Корифей звучно прочистил горло. Не давая никому опомниться, я с мефистофельской улыбкой на лице закончил речь торжественной тирадой:
– В эпоху клонирования я лично не стал бы ручаться, что за сказками о живой воде тоже не кроется какой-то нам пока не известный сюрприз…
А через три дня раздался давно ожидаемый мною звонок из больницы:
– Доктор Стронг, не могли бы вы срочно приехать?
Звонила секретарша заведующего отделением.
– А что случилось? – невинно спросил я.
– Профессор Грин пришел в себя…
АББИ
Позвонил Чарли:
– Руди пришел в себя!
Он застал меня врасплох. Конечно, в глубине души у меня всегда жила надежда, что все образуется. В особенности после того, как стали заметны происходящие в Руди изменения. Но здравый смысл объявлял надежды фантазией и отталкивал в подкорку. Куда – то в самый дальний угол подсознания, В таких случаях обычно срабатывает инстинкт самосохранения: разочарование, пришедшее на смену надежде, страшнее безнадежности.

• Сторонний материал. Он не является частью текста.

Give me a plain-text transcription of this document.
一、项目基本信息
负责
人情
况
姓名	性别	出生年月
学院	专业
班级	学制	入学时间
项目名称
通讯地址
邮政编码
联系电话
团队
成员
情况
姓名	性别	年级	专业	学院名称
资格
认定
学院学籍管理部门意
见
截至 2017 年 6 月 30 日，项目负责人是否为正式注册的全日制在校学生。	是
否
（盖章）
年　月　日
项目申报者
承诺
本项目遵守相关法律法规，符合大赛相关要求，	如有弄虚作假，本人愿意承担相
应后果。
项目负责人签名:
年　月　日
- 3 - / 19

Едва Чарли произнес первые слова «ты знаешь, Руди…», у меня сразу же вырвалось:
– Я знаю! Вернее, догадываюсь.
Чарли помолчал и сказал, стараясь говорить как можно более обыденно:
– Я еду сейчас туда, но тебе сегодня приезжать не надо…

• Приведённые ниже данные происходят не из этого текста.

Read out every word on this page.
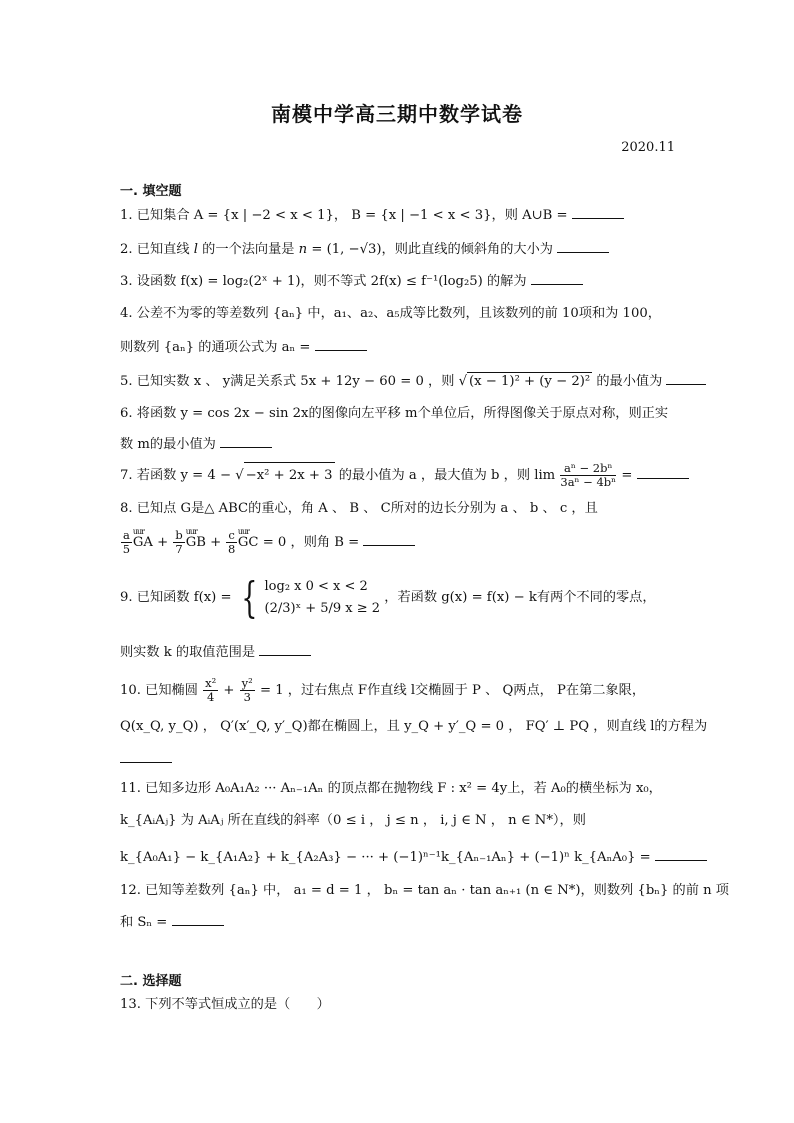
南模中学高三期中数学试卷
2020.11
一. 填空题
1. 已知集合 A = {x | −2 < x < 1}， B = {x | −1 < x < 3}，则 A∪B =
2. 已知直线 l 的一个法向量是 n = (1, −√3)，则此直线的倾斜角的大小为
3. 设函数 f(x) = log₂(2ˣ + 1)，则不等式 2f(x) ≤ f⁻¹(log₂5) 的解为
4. 公差不为零的等差数列 {aₙ} 中，a₁、a₂、a₅成等比数列，且该数列的前 10项和为 100，
则数列 {aₙ} 的通项公式为 aₙ =
5. 已知实数 x 、 y满足关系式 5x + 12y − 60 = 0 ，则 √ (x − 1)² + (y − 2)² 的最小值为
6. 将函数 y = cos 2x − sin 2x的图像向左平移 m个单位后，所得图像关于原点对称，则正实
数 m的最小值为
7. 若函数 y = 4 − √ −x² + 2x + 3 的最小值为 a ，最大值为 b ，则 $\lim \frac{\text{aⁿ − 2bⁿ}}{\text{3aⁿ − 4bⁿ}}$ =
8. 已知点 G是△ ABC的重心，角 A 、 B 、 C所对的边长分别为 a 、 b 、 c ，且
$\frac{a}{5}$ uur GA + $\frac{b}{7}$ uur GB + $\frac{c}{8}$ uur GC = 0 ，则角 B =
9. 已知函数 f(x) = { log₂ x 0 < x < 2
(2/3)ˣ + 5/9 x ≥ 2
，若函数 g(x) = f(x) − k有两个不同的零点，
则实数 k 的取值范围是
10. 已知椭圆 $\frac{\text{x²}}{4} + \frac{\text{y²}}{3} = 1$ ，过右焦点 F作直线 l交椭圆于 P 、 Q两点， P在第二象限，
Q(x_Q, y_Q) ， Q′(x′_Q, y′_Q)都在椭圆上，且 y_Q + y′_Q = 0 ， FQ′ ⊥ PQ ，则直线 l的方程为
11. 已知多边形 A₀A₁A₂ ··· Aₙ₋₁Aₙ 的顶点都在抛物线 F : x² = 4y上，若 A₀的横坐标为 x₀，
k_{AᵢAⱼ} 为 AᵢAⱼ 所在直线的斜率（0 ≤ i ， j ≤ n ， i, j ∈ N ， n ∈ N*），则
k_{A₀A₁} − k_{A₁A₂} + k_{A₂A₃} − ··· + (−1)ⁿ⁻¹k_{Aₙ₋₁Aₙ} + (−1)ⁿ k_{AₙA₀} =
12. 已知等差数列 {aₙ} 中， a₁ = d = 1 ， bₙ = tan aₙ · tan aₙ₊₁ (n ∈ N*)，则数列 {bₙ} 的前 n 项
和 Sₙ =
二. 选择题
13. 下列不等式恒成立的是（　　）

Теперь замолчала я: стало трудно дышать и онемели пальцы. Но мозг, теребя цепенеющие чувства, реагировал по-своему: целым роем видений.
Сознание как бы раздвоилось. Вернее, оно существовало теперь в двух измерениях. В одном: окружающая меня привычная домашняя обстановка – стол, рояль, занавески на окнах. В другом, как голограмма в воздухе, шарахались в своем трехмерном ужасе образы и картины одна другой страшнее.
Я вдруг поймала себя на том, что думала не столько о Руди, сколько о самой себе и о том, что станет теперь со мной. Мне не давала покоя мысль: а что, если Чарли знает что-то, о чем не хочет пока говорить? Уж слишком он вымучивал каждое слово и явно старался меня успокоить. Затылок долбила тупая боль, сердце превратилось в огромный воздушный шар.
– Абби, пойми… Я как врач… Ты же знаешь, бывают такие случаи… обстоятельства… Специалисты менее восприимчивы, чем родственники… Я сам еще ничего не знаю…
– Поклянись! – протолкнула я через себя тонну воздуха.
– От этого тебе станет легче? – спросил он и продолжил тут же, не задумываясь: – Если бы мне было что сказать, я бы не стал скрывать… Больше того – я, наверное… Понимаешь, открыть глаза или начать двигаться – это еще не прийти в себя.
– Что ты имеешь в виду? – спросила я в недоумении.
– Ты не знаешь, помнит ли он что-то или нет? Реагирует ли адекватно на действительность? Способен ли сразу ответить тебе, как отвечал тридцать два года подряд.
– Ты хочешь сказать, что…
– Я хочу сказать, что травма, которую он перенес, была нисколько не легче, чем паралич или инсульт. А ведь ты знаешь, какие бывают у них последствия.